Back Pain from Facet Syndrome Explained

Millions of Americans suffer back pain from facet syndrome, a common cause of back pain. Facet syndrome can affect anyone but generally affects those over age fifty more often. Those under age fifty can suffer from facet syndrome caused from injury. Facet syndrome is a condition in which the cartilage of the facet joints become deteriorated and causes friction between the joints of the vertebrae. This condition may lead to arthritis in many patients. Facet syndrome may occur from age related deterioration, injury, or excessive use from hard work or strenuous activities and sports.

What are the symptoms of facet syndrome?

  • Ø Morning and evening pain or pain that worsens with changes in weatherFacet Joint
  • Ø Pain in the lumbar region, buttocks, and thighs
  • Ø Pain originating in the neck and extending into the shoulders and arms
  • Ø Headaches
  • Ø The feeling or sound of bone on bone when moving
  • Ø Scoliosis (curvature of the spine)
  • Ø Numbness and weakness of the arms and legs
  • Ø Symptoms increase with prolonged periods of standing or sitting

How is facet syndrome diagnosed?

Diagnosing facet syndrome begins with x-rays to determine if other causes are the source of the patients’ pain. MRI (magnetic resonance imaging) and CT scan (computerized tomography) are often performed in order to get a good image of the tissue and structure of the spine. Diagnostic injections to determine the origin of pain is also useful.

How is facet syndrome treated?

The most simple treatments are tried first, these include the use of OTC (over the counter) medications like non-narcotic analgesics like acetaminophen (Tylenol), and NSAID’s (non-steroidal anti-inflammatory drugs) like ibuprofen (Motrin), and naproxen sodium.

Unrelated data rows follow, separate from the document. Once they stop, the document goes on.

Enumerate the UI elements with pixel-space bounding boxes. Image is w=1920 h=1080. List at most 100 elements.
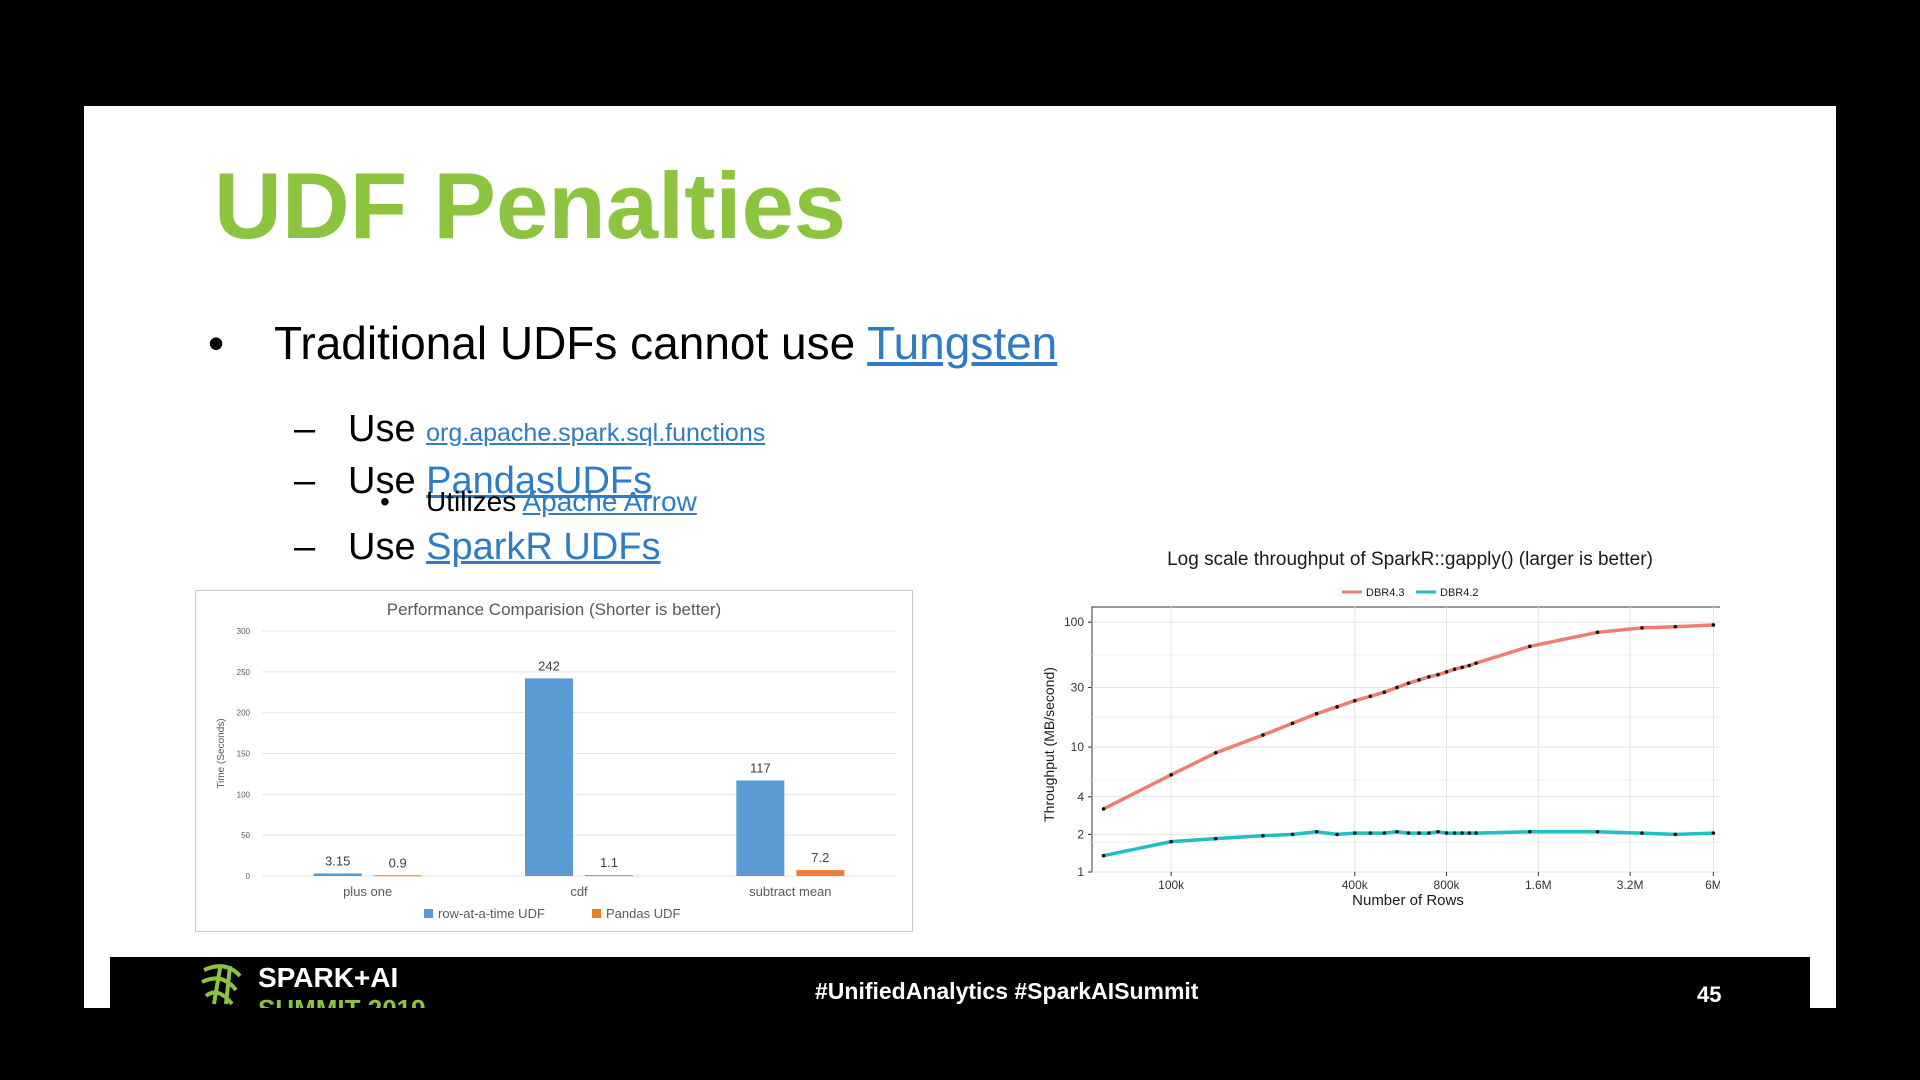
data-point: [1595, 630, 1600, 635]
data-point: [1290, 832, 1295, 837]
data-point: [1528, 644, 1532, 649]
dash-marker: –: [294, 408, 316, 450]
y-tick-label: 1: [1077, 865, 1084, 879]
slide: UDF Penalties • Traditional UDFs cannot u…: [84, 106, 1836, 1008]
bullet-sub1: – Use org.apache.spark.sql.functions: [294, 408, 765, 451]
data-point: [1417, 678, 1421, 682]
bullet-text: Use: [348, 460, 427, 502]
y-tick-label: 10: [1071, 740, 1085, 754]
data-point: [1314, 711, 1319, 716]
data-point: [1436, 672, 1440, 677]
data-point: [1640, 831, 1644, 835]
bullet-marker: •: [380, 486, 390, 517]
bar-row-at-a-time-udf: [313, 873, 362, 876]
data-point: [1335, 705, 1339, 709]
data-point: [1417, 831, 1421, 835]
plot-panel: [1091, 606, 1725, 873]
data-point: [1467, 663, 1472, 668]
spark-logo-icon: [201, 964, 242, 1006]
spark-ai-logo: SPARK+AI SUMMIT 2019: [196, 960, 456, 1008]
link-tungsten[interactable]: Tungsten: [867, 317, 1058, 369]
bar-pandas-udf: [373, 875, 422, 877]
performance-chart: Performance Comparision (Shorter is bett…: [195, 590, 913, 932]
data-point: [1213, 751, 1218, 755]
data-point: [1368, 694, 1373, 699]
x-tick-label: 100k: [1158, 878, 1185, 892]
data-point: [1452, 667, 1457, 672]
legend-swatch: [592, 909, 601, 918]
y-axis-label: Time (Seconds): [216, 718, 227, 788]
data-point: [1640, 626, 1644, 630]
x-tick-label: 400k: [1342, 878, 1369, 892]
footer-bar: SPARK+AI SUMMIT 2019 #UnifiedAnalytics #…: [110, 957, 1810, 1008]
data-point: [1467, 831, 1472, 835]
data-point: [1314, 829, 1319, 834]
data-point: [1427, 675, 1431, 679]
data-point: [1444, 670, 1449, 674]
bullet-marker: •: [208, 317, 225, 369]
data-point: [1261, 833, 1265, 838]
data-point: [1474, 831, 1478, 835]
bullet-sub2: – Use PandasUDFs: [294, 460, 652, 503]
bullet-text: Traditional UDFs cannot use: [274, 317, 868, 369]
data-point: [1368, 831, 1373, 835]
x-tick-label: 6M: [1705, 878, 1720, 892]
data-point: [1352, 831, 1357, 835]
y-tick-label: 150: [237, 750, 251, 759]
data-point: [1101, 807, 1106, 811]
data-point: [1101, 853, 1106, 858]
data-point: [1169, 772, 1173, 777]
data-point: [1169, 839, 1173, 844]
bullet-text: Utilizes: [426, 486, 523, 517]
legend-swatch: [424, 909, 433, 918]
legend-label: DBR4.2: [1440, 587, 1479, 599]
data-label: 1.1: [600, 855, 618, 870]
data-point: [1673, 624, 1678, 629]
data-label: 242: [538, 658, 560, 673]
x-tick-label: 1.6M: [1525, 878, 1552, 892]
bullet-text: Use: [348, 526, 427, 568]
data-point: [1711, 623, 1716, 627]
throughput-chart-svg: Log scale throughput of SparkR::gapply()…: [1041, 549, 1725, 909]
legend-label: DBR4.3: [1366, 587, 1405, 599]
legend-label: row-at-a-time UDF: [438, 906, 545, 921]
data-point: [1474, 661, 1478, 665]
data-point: [1335, 832, 1339, 837]
link-sparkr-udfs[interactable]: SparkR UDFs: [426, 526, 661, 568]
throughput-chart: Log scale throughput of SparkR::gapply()…: [930, 542, 1725, 942]
page-number: 45: [1697, 982, 1722, 1007]
data-point: [1427, 831, 1431, 835]
data-point: [1213, 836, 1218, 841]
y-tick-label: 250: [237, 668, 251, 677]
y-axis-label: Throughput (MB/second): [1041, 667, 1057, 822]
y-tick-label: 0: [246, 872, 251, 881]
data-point: [1352, 698, 1357, 703]
link-pandasudfs[interactable]: PandasUDFs: [426, 460, 653, 502]
link-functions[interactable]: org.apache.spark.sql.functions: [426, 419, 766, 447]
data-point: [1395, 829, 1399, 834]
data-point: [1528, 829, 1532, 834]
data-point: [1290, 721, 1295, 726]
y-tick-label: 4: [1077, 790, 1084, 804]
data-point: [1406, 831, 1411, 835]
slide-title: UDF Penalties: [214, 153, 847, 258]
legend-label: Pandas UDF: [606, 906, 680, 921]
logo-subtext: SUMMIT 2019: [258, 994, 426, 1008]
dash-marker: –: [294, 526, 316, 568]
chart-title: Performance Comparision (Shorter is bett…: [387, 600, 721, 619]
y-tick-label: 30: [1071, 680, 1085, 694]
data-point: [1452, 831, 1457, 835]
chart-title: Log scale throughput of SparkR::gapply()…: [1167, 549, 1653, 570]
bar-pandas-udf: [585, 875, 633, 877]
x-tick-label: 3.2M: [1617, 878, 1644, 892]
y-tick-label: 100: [1064, 615, 1084, 629]
x-tick-label: subtract mean: [749, 884, 831, 899]
dash-marker: –: [294, 460, 316, 502]
y-tick-label: 200: [237, 709, 251, 718]
bar-row-at-a-time-udf: [736, 780, 785, 876]
performance-chart-svg: Performance Comparision (Shorter is bett…: [216, 600, 896, 921]
link-apache-arrow[interactable]: Apache Arrow: [522, 486, 697, 517]
data-point: [1460, 831, 1464, 835]
data-point: [1382, 690, 1387, 695]
hashtags: #UnifiedAnalytics #SparkAISummit: [815, 978, 1199, 1004]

Facet joint injections are a very effective treatment for managing pain associated with facet syndrome. These are similar to the diagnostic injections but utilize a longer lasting steroid medication.

What are expectations when a patient receives facet joint injections?

The majority of patients that undergo facet joint injections experience a significant reduction in pain levels, some as much as 75% reduced pain levels.

How are facet joint injections performed?

This is an outpatient procedure that typically only takes about a half hour to perform. The patient is placed on an exam table and their vital signs are monitored, usually the patient is sedated. The area to be injected is cleaned and topically numbed, then a then needle is inserted with the aid of a device called a fluoroscope, a type of x-ray machine that allows the doctor to see the needle being inserted to ensure proper placement.

Contrast dye is then injected to ensure the medication will cover the correct area and then the medications are slowly injected. After the procedure is completed the Facet Joint Injection patient is moved to an adjacent area for observation against adverse reactions to the medications used.

How long do the benefits from the injections last?

The patient usually experiences immediate relief from the local anesthetic, this wears off within a day and then the corticosteroid will begin to take effect within 24-48 hours. The steroid medication can provide relief for several days to several weeks with the first treatment; subsequent treatments can provide relief for several weeks to several months.

What risk or side effects are possible?

Risk and side effects from this injection are minimal; they include light bruising, swelling, or bleeding at the injection site. Very rarely infection may occur and even rarer is nerve or tissue damage, but these are very rare.

How successful are the injections for the relief of pain?

These injections are typically very effective. Most patients experience significant relief from pain with the procedure.